While Lee thrived academically and went onto critical acclaim in the film world, his journey, which he chronicles in the award-winning documentary The Prep School Negro, shows how growing up as ‘the only’ – in a world of racial isolation – often comes at a price.
Experts are now seeing how children who grow up in these situations are forced to develop ‘coping strategies’ in order to ‘fit in,’ that can impact everything from their relationships to their financial behavior as adults.

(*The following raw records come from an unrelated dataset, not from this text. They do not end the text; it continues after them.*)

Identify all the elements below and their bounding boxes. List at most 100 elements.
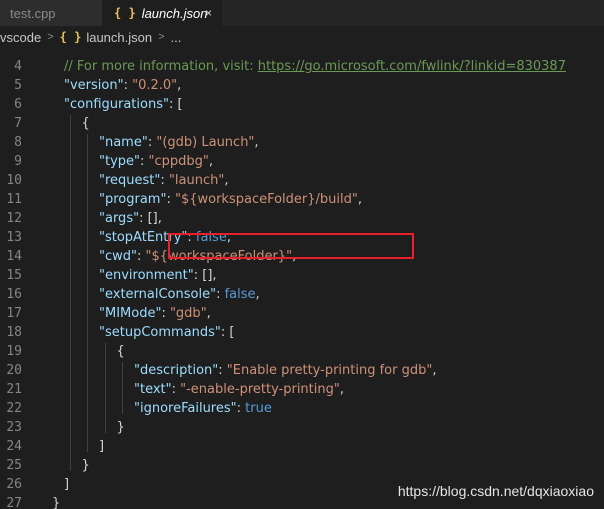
code-token: "-enable-pretty-printing" (180, 382, 340, 397)
close-icon[interactable]: × (205, 6, 212, 20)
breadcrumb-folder[interactable]: vscode (0, 30, 41, 45)
code-token: , (432, 363, 437, 378)
code-line: 5 "version": "0.2.0", (0, 76, 604, 95)
code-text: } (117, 418, 125, 437)
code-token: } (52, 496, 61, 509)
line-number: 22 (6, 401, 22, 416)
tab-test-cpp[interactable]: test.cpp (0, 0, 102, 26)
code-line: 9 "type": "cppdbg", (0, 152, 604, 171)
code-text: } (82, 456, 90, 475)
code-token: } (81, 458, 90, 473)
code-token: , (208, 154, 214, 169)
line-number: 11 (6, 192, 22, 207)
link-text[interactable]: https://go.microsoft.com/fwlink/?linkid=… (258, 59, 566, 74)
code-token: ] (99, 439, 105, 454)
code-line: 25} (0, 456, 604, 475)
line-number: 17 (6, 306, 22, 321)
code-token: : (171, 382, 181, 397)
code-line: 15 "environment": [], (0, 266, 604, 285)
code-token: : (123, 78, 133, 93)
code-text: } (52, 494, 60, 509)
line-number: 15 (6, 268, 22, 283)
code-token: "description" (134, 363, 219, 378)
code-text: "configurations": [ (64, 95, 183, 114)
code-text: { (117, 342, 125, 361)
code-line: 20 "description": "Enable pretty-printing… (0, 361, 604, 380)
code-line: 12 "args": [], (0, 209, 604, 228)
line-number: 23 (6, 420, 22, 435)
watermark-text: https://blog.csdn.net/dqxiaoxiao (397, 483, 594, 499)
code-line: 4 // For more information, visit: https:/… (0, 57, 604, 76)
breadcrumb-more[interactable]: ... (171, 30, 182, 45)
line-number: 25 (6, 458, 22, 473)
code-text: "description": "Enable pretty-printing f… (134, 361, 436, 380)
code-token: "0.2.0" (132, 78, 178, 93)
code-token: , (206, 306, 211, 321)
code-line: 17 "MIMode": "gdb", (0, 304, 604, 323)
json-file-icon: { } (59, 30, 82, 44)
code-text: "text": "-enable-pretty-printing", (134, 380, 344, 399)
code-token: : [ (168, 97, 183, 112)
breadcrumb-file[interactable]: launch.json (86, 30, 152, 45)
code-token: , (254, 135, 259, 150)
line-number: 13 (6, 230, 22, 245)
line-number: 4 (14, 59, 22, 74)
code-token: "launch" (168, 173, 225, 188)
code-token: : (137, 249, 146, 264)
code-token: : (236, 401, 246, 416)
highlight-box (168, 233, 414, 259)
code-token: "Enable pretty-printing for gdb" (226, 363, 433, 378)
line-number: 8 (14, 135, 22, 150)
code-text: "request": "launch", (99, 171, 228, 190)
code-token: ] (64, 477, 70, 492)
indent-guide (70, 115, 71, 471)
code-token: { (116, 344, 125, 359)
code-line: 19 { (0, 342, 604, 361)
code-token: // For more information, visit: (64, 59, 258, 74)
code-token: "externalConsole" (99, 287, 217, 302)
code-line: 21 "text": "-enable-pretty-printing", (0, 380, 604, 399)
code-token: , (339, 382, 344, 397)
line-number: 16 (6, 287, 22, 302)
line-number: 12 (6, 211, 22, 226)
breadcrumb: vscode > { } launch.json > ... (0, 26, 604, 48)
code-token: , (177, 78, 182, 93)
code-token: "text" (134, 382, 172, 397)
code-line: 22 "ignoreFailures": true (0, 399, 604, 418)
code-editor[interactable]: 4 // For more information, visit: https:/… (0, 48, 604, 509)
line-number: 19 (6, 344, 22, 359)
code-token: "gdb" (169, 306, 207, 321)
code-token: "(gdb) Launch" (156, 135, 255, 150)
code-token: "${workspaceFolder}/build" (174, 192, 358, 207)
line-number: 26 (6, 477, 22, 492)
code-token: : [], (193, 268, 217, 283)
code-text: { (82, 114, 90, 133)
code-token: : (216, 287, 225, 302)
code-token: "cwd" (99, 249, 137, 264)
tab-label: test.cpp (10, 5, 56, 21)
code-line: 18 "setupCommands": [ (0, 323, 604, 342)
code-text: "setupCommands": [ (99, 323, 235, 342)
code-text: ] (64, 475, 69, 494)
json-file-icon: { } (114, 6, 136, 20)
code-token: , (357, 192, 362, 207)
tab-launch-json[interactable]: { } launch.json × (102, 0, 222, 26)
line-number: 14 (6, 249, 22, 264)
code-text: "program": "${workspaceFolder}/build", (99, 190, 362, 209)
code-token: : (161, 306, 170, 321)
code-text: "version": "0.2.0", (64, 76, 181, 95)
line-number: 24 (6, 439, 22, 454)
code-token: : (218, 363, 227, 378)
code-token: : (140, 154, 149, 169)
code-text: "ignoreFailures": true (134, 399, 272, 418)
code-token: { (81, 116, 90, 131)
code-line: 8 "name": "(gdb) Launch", (0, 133, 604, 152)
code-token: } (116, 420, 125, 435)
code-token: "setupCommands" (99, 325, 221, 340)
code-token: "ignoreFailures" (134, 401, 237, 416)
line-number: 10 (6, 173, 22, 188)
tab-label: launch.json (141, 5, 208, 21)
code-token: "args" (99, 211, 140, 226)
code-token: , (255, 287, 260, 302)
code-token: : [], (139, 211, 162, 226)
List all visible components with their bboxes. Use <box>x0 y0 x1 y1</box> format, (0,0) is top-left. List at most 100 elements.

“One would think that it leads to success,” says Wendy Van Amson, co-founder of the Independent Schools Diversity Network. “But you also have to think about what’s really happening to your child…You have to find out what they’re thinking and pay attention to whether they’re being demoralized,” she adds.
Paying the Price
“If I saw someone who was successful, or a family or a person who had money, I never, imagined I could really have it,” said Lee. “I didn’t honestly believe that I could reach the same level that they did, you know, in terms of my classmates and people in my school because I would go home and we were struggling,” he adds.